Gold prices eased as investors booked profits after prices hit a record high in the previous session, while the greenback declined ahead of the U.S. Federal Reserve's monetary policy decision.
Spot gold was trading 0.05 percent down at $1,958.85 per ounce by 0831 GMT, having hit an all time high of $1,981.35 on Tuesday. U.S. gold futures rose 0.5 percent to $1,953.85.
The dollar index slumped to its lowest level since June 2018 this week as growing worries about the U.S. economy shifted investors focus on the Congress and the Federal Reserve for a renewed commitment to endless stimulus.
The Federal Reserve publishes its interest rate decision at its policy review later in the day and Chair Jerome Powell holds a press conference half an hour later. The Fed is expected to maintain very loose monetary policies but likely to sound reassuringly accommodative and perhaps open the door to a higher tolerance for inflation.
Investors focus also remains on the next U.S. fiscal package, as an impasse in U.S. stimulus negotiations sent investors into perceived safe-haven assets.
U.S. Senate Republicans on Monday announced a $1 trillion coronavirus aid package hammered out with the White House, however, the proposal stoked immediate opposition from both Democrats and Republicans, who called it too limited compared with their $3 trillion proposal that passed the House of Representatives in May. Republicans’ $1 trillion proposal includes cutting a weekly $600 unemployment benefit, which expires on Friday, to $200 just as cracks emerge in the economic rebound.
Data released yesterday showed, U.S. consumer confidence index declined to a reading of 92.6 this month from 98.3 in June amid a flare-up in COVID-19 infections across the country, which threatened the economy’s recovery from an unprecedented recession caused by the pandemic.

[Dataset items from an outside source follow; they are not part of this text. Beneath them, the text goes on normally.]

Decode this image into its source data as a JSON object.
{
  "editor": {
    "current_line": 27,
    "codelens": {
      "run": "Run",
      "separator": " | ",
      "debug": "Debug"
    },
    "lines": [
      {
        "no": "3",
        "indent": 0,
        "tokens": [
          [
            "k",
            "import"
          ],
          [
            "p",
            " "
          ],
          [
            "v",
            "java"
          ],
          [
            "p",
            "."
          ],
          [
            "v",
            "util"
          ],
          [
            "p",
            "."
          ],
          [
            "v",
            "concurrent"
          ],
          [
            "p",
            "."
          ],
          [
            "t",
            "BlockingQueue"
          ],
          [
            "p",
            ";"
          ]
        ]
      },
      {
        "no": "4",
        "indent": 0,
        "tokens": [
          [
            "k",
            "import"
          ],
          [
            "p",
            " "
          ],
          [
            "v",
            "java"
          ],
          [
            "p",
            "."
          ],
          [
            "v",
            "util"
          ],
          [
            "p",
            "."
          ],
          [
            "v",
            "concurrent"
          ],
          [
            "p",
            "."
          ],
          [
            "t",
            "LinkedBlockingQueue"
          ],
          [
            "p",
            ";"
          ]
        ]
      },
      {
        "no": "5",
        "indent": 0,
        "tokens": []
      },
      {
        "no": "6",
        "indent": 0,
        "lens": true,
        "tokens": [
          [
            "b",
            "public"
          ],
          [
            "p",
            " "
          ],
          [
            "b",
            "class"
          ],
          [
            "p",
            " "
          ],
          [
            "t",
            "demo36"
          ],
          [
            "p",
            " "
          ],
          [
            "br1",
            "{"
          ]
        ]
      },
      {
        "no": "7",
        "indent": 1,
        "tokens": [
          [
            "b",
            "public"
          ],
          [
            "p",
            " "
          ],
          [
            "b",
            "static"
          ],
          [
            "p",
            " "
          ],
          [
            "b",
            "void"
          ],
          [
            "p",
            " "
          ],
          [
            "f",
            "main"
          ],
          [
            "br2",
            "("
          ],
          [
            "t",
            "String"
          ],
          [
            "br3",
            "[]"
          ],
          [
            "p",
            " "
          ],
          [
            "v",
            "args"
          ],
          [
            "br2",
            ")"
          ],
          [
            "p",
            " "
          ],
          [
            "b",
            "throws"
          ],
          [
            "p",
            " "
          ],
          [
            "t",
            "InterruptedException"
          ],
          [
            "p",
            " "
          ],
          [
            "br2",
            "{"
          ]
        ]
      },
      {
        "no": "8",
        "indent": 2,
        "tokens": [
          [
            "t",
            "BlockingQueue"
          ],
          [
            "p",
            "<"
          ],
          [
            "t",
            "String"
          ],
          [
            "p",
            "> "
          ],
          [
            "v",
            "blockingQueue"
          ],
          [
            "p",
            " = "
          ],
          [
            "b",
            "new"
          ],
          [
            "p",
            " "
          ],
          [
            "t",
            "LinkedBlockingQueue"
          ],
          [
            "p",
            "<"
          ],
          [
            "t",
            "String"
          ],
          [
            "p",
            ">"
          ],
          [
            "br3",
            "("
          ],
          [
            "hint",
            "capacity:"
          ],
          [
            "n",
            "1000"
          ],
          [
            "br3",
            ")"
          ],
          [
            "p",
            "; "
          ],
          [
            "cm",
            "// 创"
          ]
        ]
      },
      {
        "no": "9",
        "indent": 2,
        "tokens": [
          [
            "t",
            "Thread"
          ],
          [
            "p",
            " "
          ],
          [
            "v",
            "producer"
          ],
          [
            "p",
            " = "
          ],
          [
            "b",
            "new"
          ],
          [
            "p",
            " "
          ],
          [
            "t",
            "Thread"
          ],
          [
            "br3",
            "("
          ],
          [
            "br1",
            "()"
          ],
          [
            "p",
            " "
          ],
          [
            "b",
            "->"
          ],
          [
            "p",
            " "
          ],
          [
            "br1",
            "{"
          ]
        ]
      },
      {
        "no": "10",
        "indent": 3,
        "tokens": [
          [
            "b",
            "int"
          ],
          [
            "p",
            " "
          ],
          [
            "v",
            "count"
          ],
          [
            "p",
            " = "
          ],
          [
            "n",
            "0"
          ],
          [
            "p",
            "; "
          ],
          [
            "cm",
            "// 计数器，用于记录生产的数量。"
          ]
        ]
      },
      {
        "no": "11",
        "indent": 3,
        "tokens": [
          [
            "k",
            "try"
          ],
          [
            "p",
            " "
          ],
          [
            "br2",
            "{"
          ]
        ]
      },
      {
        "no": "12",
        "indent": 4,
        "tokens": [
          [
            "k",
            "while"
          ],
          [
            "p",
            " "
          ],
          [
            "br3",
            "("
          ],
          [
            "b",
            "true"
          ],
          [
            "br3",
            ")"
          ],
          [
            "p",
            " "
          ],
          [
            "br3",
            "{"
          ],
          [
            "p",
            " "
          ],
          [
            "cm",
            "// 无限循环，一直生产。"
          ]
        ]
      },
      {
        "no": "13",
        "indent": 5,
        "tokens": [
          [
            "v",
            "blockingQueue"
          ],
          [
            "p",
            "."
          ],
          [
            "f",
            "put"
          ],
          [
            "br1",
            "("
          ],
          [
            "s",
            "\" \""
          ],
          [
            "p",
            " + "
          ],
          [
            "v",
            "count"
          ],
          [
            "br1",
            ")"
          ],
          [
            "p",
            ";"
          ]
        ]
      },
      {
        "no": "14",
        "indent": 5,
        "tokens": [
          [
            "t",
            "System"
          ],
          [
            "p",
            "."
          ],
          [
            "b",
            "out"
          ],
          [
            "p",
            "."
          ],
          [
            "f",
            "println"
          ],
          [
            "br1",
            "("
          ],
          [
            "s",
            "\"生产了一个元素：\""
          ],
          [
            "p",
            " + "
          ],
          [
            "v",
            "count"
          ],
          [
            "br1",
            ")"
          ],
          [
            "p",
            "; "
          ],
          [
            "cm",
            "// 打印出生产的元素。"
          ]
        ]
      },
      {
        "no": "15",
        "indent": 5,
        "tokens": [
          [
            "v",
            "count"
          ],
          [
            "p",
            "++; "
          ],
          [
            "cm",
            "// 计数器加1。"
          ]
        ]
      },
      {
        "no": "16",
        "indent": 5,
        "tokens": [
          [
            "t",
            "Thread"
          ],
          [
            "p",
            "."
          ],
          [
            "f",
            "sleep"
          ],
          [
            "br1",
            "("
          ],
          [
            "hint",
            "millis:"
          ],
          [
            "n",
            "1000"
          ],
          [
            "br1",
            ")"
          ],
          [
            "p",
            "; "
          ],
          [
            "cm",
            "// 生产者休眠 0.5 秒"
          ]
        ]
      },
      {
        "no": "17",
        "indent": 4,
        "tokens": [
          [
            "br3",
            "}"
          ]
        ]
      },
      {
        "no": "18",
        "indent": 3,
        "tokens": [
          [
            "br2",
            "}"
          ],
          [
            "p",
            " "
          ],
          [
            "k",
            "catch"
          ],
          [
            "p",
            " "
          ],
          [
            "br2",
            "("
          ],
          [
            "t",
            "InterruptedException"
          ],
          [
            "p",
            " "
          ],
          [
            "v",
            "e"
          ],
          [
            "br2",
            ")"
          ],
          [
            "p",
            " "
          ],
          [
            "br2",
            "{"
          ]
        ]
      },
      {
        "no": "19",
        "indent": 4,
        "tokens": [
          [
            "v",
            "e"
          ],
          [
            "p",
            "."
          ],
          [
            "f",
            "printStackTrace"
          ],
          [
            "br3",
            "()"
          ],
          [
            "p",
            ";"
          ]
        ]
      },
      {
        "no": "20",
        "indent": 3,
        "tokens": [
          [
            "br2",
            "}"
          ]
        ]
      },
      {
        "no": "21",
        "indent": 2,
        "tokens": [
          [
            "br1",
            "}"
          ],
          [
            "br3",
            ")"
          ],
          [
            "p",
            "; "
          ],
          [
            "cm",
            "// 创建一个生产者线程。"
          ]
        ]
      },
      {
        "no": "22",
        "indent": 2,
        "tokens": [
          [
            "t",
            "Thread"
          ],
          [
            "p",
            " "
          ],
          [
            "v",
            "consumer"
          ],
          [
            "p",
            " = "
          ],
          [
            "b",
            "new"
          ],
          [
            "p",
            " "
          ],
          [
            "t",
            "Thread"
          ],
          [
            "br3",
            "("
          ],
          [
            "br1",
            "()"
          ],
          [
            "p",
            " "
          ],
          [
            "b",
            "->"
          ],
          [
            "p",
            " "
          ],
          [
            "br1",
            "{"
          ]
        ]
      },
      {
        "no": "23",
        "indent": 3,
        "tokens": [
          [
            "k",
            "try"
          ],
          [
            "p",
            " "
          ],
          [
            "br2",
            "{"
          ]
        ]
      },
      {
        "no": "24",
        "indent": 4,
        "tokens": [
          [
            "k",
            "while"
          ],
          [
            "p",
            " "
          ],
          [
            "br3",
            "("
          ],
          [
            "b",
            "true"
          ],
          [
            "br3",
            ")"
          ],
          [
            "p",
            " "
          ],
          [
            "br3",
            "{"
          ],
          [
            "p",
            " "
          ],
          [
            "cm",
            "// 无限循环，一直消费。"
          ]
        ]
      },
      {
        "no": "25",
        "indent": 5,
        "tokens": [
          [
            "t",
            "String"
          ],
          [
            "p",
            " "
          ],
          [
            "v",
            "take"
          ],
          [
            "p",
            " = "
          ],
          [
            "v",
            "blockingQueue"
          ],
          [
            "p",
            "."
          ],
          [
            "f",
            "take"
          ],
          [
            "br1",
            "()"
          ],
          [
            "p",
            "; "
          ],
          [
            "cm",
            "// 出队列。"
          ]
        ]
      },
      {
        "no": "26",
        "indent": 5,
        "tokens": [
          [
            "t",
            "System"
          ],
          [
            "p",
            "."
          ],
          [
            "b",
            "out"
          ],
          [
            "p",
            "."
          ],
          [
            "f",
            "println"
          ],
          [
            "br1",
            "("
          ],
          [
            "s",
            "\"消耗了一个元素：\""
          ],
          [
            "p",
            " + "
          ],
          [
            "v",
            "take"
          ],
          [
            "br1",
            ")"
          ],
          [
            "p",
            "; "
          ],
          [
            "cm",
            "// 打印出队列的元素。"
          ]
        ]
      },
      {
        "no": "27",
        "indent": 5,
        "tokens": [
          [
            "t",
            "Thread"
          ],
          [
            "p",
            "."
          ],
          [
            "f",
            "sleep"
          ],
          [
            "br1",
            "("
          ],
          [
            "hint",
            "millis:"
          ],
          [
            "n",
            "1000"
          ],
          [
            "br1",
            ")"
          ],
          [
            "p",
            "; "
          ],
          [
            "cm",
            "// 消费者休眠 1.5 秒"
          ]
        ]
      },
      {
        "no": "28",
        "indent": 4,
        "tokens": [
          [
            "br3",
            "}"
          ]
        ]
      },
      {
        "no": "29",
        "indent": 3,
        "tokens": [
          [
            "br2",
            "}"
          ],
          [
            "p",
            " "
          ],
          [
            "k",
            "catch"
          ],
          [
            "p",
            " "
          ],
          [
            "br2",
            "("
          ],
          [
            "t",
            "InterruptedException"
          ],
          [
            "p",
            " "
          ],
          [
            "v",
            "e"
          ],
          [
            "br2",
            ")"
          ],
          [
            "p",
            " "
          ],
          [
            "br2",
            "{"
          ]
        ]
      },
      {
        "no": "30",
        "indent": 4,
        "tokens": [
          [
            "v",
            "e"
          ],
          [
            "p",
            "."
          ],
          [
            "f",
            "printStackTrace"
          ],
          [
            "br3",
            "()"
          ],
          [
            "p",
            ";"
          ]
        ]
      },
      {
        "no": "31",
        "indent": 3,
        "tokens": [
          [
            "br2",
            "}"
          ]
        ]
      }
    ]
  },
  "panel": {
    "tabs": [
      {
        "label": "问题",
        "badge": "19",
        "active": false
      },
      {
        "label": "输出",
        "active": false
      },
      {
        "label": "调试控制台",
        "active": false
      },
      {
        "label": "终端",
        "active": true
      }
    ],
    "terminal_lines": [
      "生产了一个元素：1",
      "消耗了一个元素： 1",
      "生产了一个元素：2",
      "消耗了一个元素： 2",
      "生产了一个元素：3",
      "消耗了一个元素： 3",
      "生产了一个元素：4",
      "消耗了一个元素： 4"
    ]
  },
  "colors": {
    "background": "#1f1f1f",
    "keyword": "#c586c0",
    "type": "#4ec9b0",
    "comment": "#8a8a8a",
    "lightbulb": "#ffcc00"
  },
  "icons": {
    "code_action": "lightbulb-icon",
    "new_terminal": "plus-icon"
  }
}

Coronavirus cases continued to rise in the United States and stood at over 16.6 million globally, while an escalation in U.S.-China tensions also dented hopes of quick economic recovery.
The greenback against a basket of currencies traded 0.2 percent down at 93.51, having touched a low of 93.48 on Monday, its lowest since June 2018. The U.S. Treasury yields edged higher, with the benchmark 10-year note yield trading at 0.589 percent.